Dislocation of HMG-CoA reductase and Insig-1, two polytopic endoplasmic reticulum proteins, en route to proteasomal degradation

The endoplasmic reticulum (ER) glycoprotein HMG-CoA reductase (HMGR) catalyzes the rate-limiting step in sterols biosynthesis. Mammalian HMGR is ubiquitinated and degraded by the proteasome when sterols accumulate in cells, representing the best example for metabolically controlled ER-associated degradation (ERAD). This regulated degradation involves the short-lived ER protein Insig-1. Here, we investigated the dislocation of these ERAD substrates to the cytosol en route to proteasomal degradation. We show that the tagged HMGR membrane region, HMG₃₅₀-HA, the endogenous HMGR, and Insig-1-Myc, all polytopic membrane proteins, dislocate to the cytosol as intact full-length polypeptides. Dislocation of HMG₃₅₀-HA and Insig-1-Myc requires metabolic energy and involves the AAA-ATPase p97/VCP. Sterols stimulate HMG ₃₅₀-HA and HMGR release to the cytosol concurrent with removal of their N-glycan by cytosolic peptide:N-glycanase.

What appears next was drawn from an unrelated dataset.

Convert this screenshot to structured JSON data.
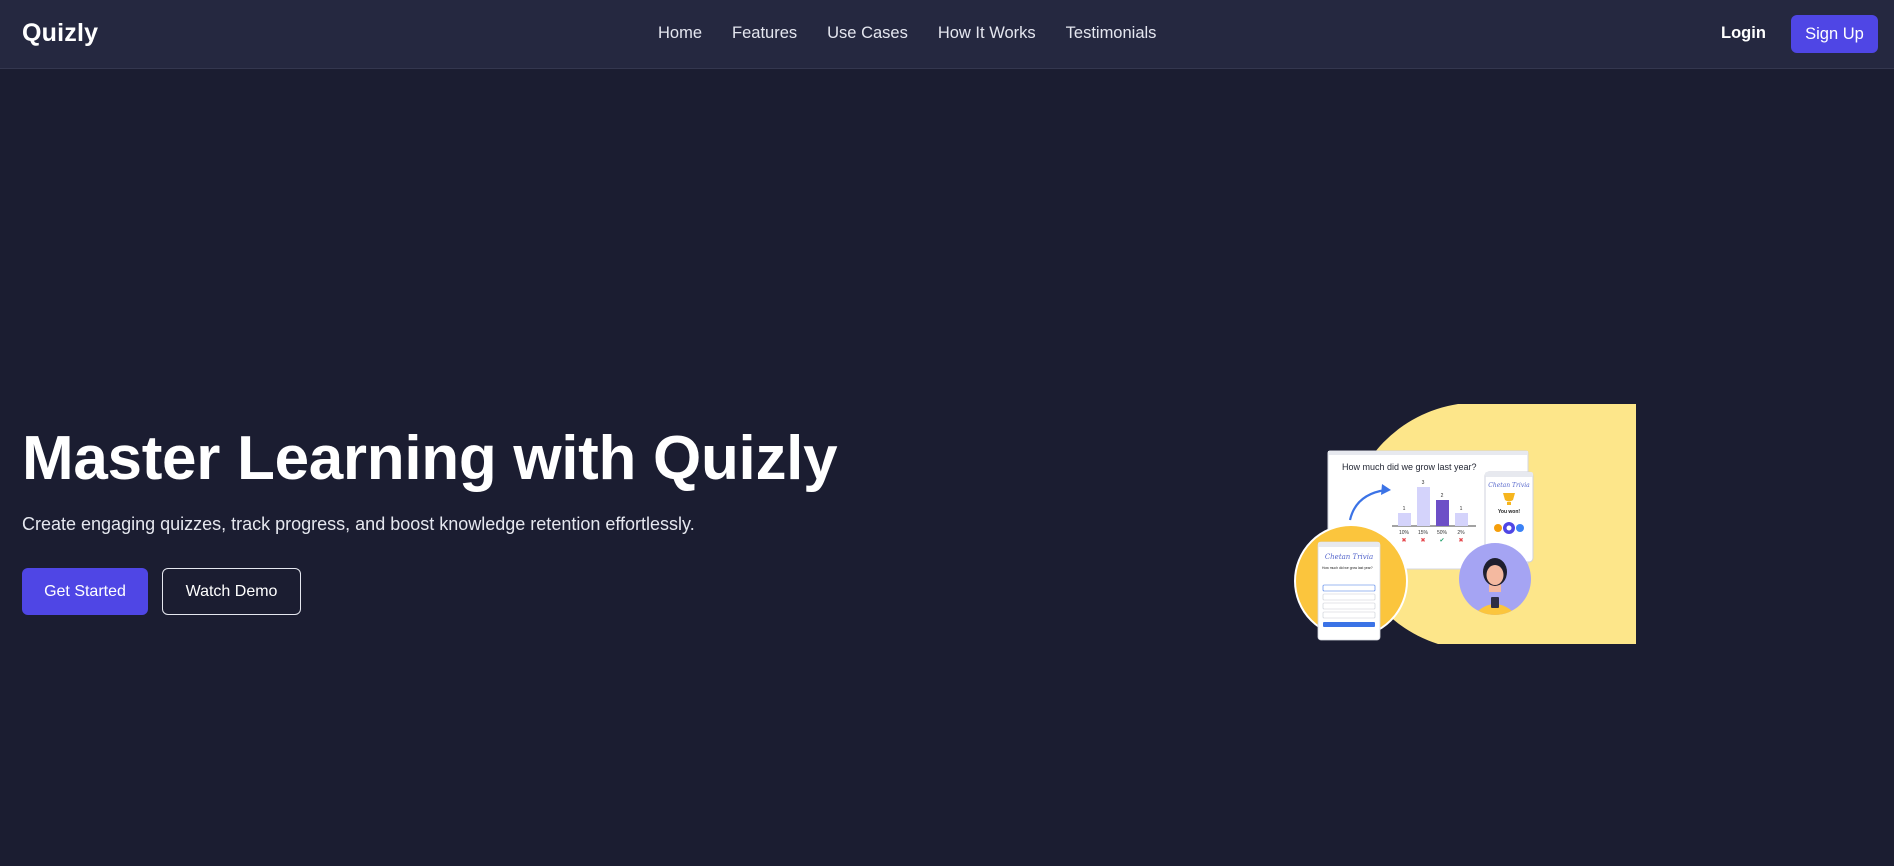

Sterols neither accelerate dislocation nor stimulate deglycosylation of ubiquitination-defective HMG ₃₅₀-HA^{(K89 + 248R)} mutant. Dislocation of HMG ₃₅₀-HA depends on Insig-1-Myc, whose dislocation and degradation are sterol independent. Coimmunoprecipitation experiments demonstrate sterol-stimulated association between HMG₃₅₀-HA and Insig-1-Myc. Sterols do not enhance binding to Insig-1-Myc of HMG₃₅₀-HA mutated in its sterol-sensing domain or of HMG₃₅₀-HA^{(K89 + 248R)}. Wild-type HMG₃₅₀-HA and Insig-1-Myc coimmunoprecipitate from the soluble fraction only when both proteins were coexpressed in the same cell, indicating their encounter before or during dislocation, raising the possibility that they are dislocated as a tightly bound complex.